Coach Mike McCarthy and the Packers are at least attempting to be as low-key about the game as possible. They've done that weekly this season with great success. Maybe these young Packers don't know any better, and that could be a good thing, though, they have a pretty good idea of what is at stake. McCarthy, to his credit, is doing his best to not let the hype affect his players' preparation and they may be his biggest challenge aside from calling the game on Thursday night. Quarterback Brett Favre, who is 0-8 in Dallas, is doing his best to help McCarthy by calling the matchup "just another game," but did admit today that some players are getting a little jittery already.

"Practice today was not one of our better practices," Favre said. "Now we have a lot of guys out (injured) and that poses problems, but I found that the practice today was not as sharp, probably because we're 10-1. I've been on some teams with guys who were pretty loose and you didn't really worry about as much.

"We've overcome a lot of adversity this year. I consider that good and bad at the same time. No one thought we'd be 10-1. I never thought we'd be 10-1 and be as loose as we are. I worry each week that this complacency and stuff will creep up on us, and it may. I don't know. If I have to tell them it's going to be tough to win at Dallas, a team that's 10-1 and playing outstanding, probably gave New England their toughest challenge up to this point, aside from Indianapolis, and probably felt like they could play better … I look at their team (Dallas) and how they play in every phase, if we can't see that and be worried … but at the same time I don't think we can play and press. The worst thing that can happen in this game is we lose, but we do line up the following week and we play again, and we may have a chance to play these guys again. Do we want to win the game? Sure we do. Do we think we can? Sure we do. Play loose, but be ready to play, and see what happens. That's been a pretty good formula, whether guys realize it or not."

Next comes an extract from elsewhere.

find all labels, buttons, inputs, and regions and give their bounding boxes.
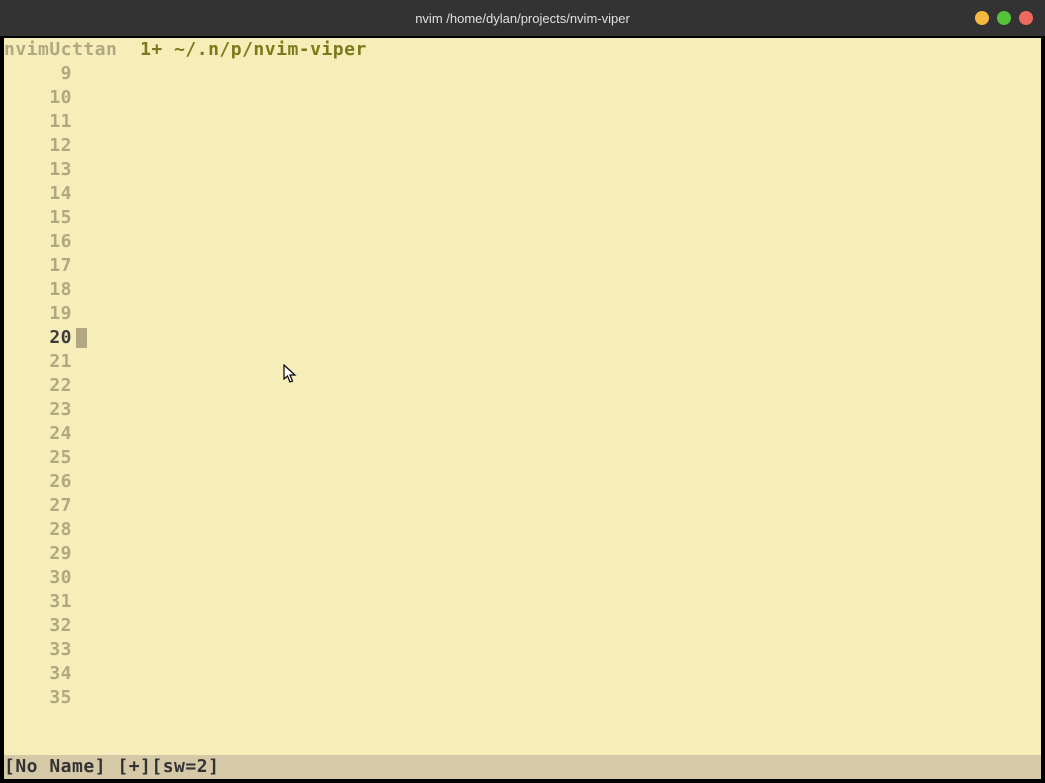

McCarthy and Favre know very well the consequences of losing, and they'll be doing everything they can to get the rest of the team ready to beat the Cowboys. The best, and only, thing they can do in the meantime is be loose, and as low-key as possible. It's been a winning formula for Green Bay thus far.

"We've always operated under the mindset that the next game is the most important game, but like I told the team today this is probably the biggest game in the NFC this year," said McCarthy. Everything at stake is evident, but it's not going to change the way we prepare, and it's not going to change the way we perform. We need to keep in tune with that and we challenge ourselves to have the best week of preparation, and as you always do, you want to go out and play your best game of football."

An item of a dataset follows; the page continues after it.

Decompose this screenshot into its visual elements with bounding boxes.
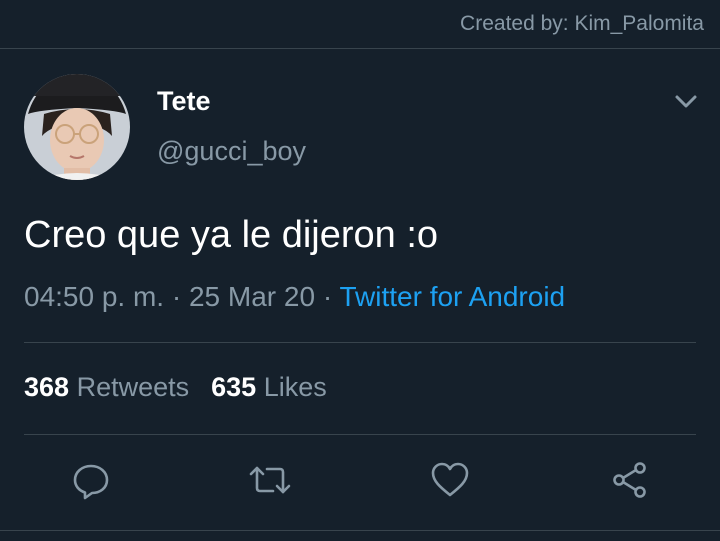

McCarthy is the front-runner for NFL coach of the year, but if he can get the young Packers to focus on the job at hand and beat the Cowboys in Dallas, something the Packers haven't done since 1989, the league might as well give him the trophy after the game. McCarthy, like his team, is in for its biggest challenge yet, and how it responds will probably determine if they have the inside track of advancing to the Super Bowl, or watching Dallas likely play the New England Patriots in the Big Dance. The New York Giants proved today by losing at home to the Minnesota Vikings that the NFC Championship Game will either go through Green Bay or Dallas. Supremacy in the NFC, for all practical purposes, is a two-team race.

If the Packers can focus on doing what they do best, which is control the ball on offense, minimize mistakes, generate a respectable rushing attack and limit the Cowboys' offense from making big plays, they can win. They have done it all year, preparing for each game in a productive, but laid-back fashion.

If they can do that in between the hype this week, good things will happen. If not, the Cowboys will gain the inside track toward advancing to the Super Bowl.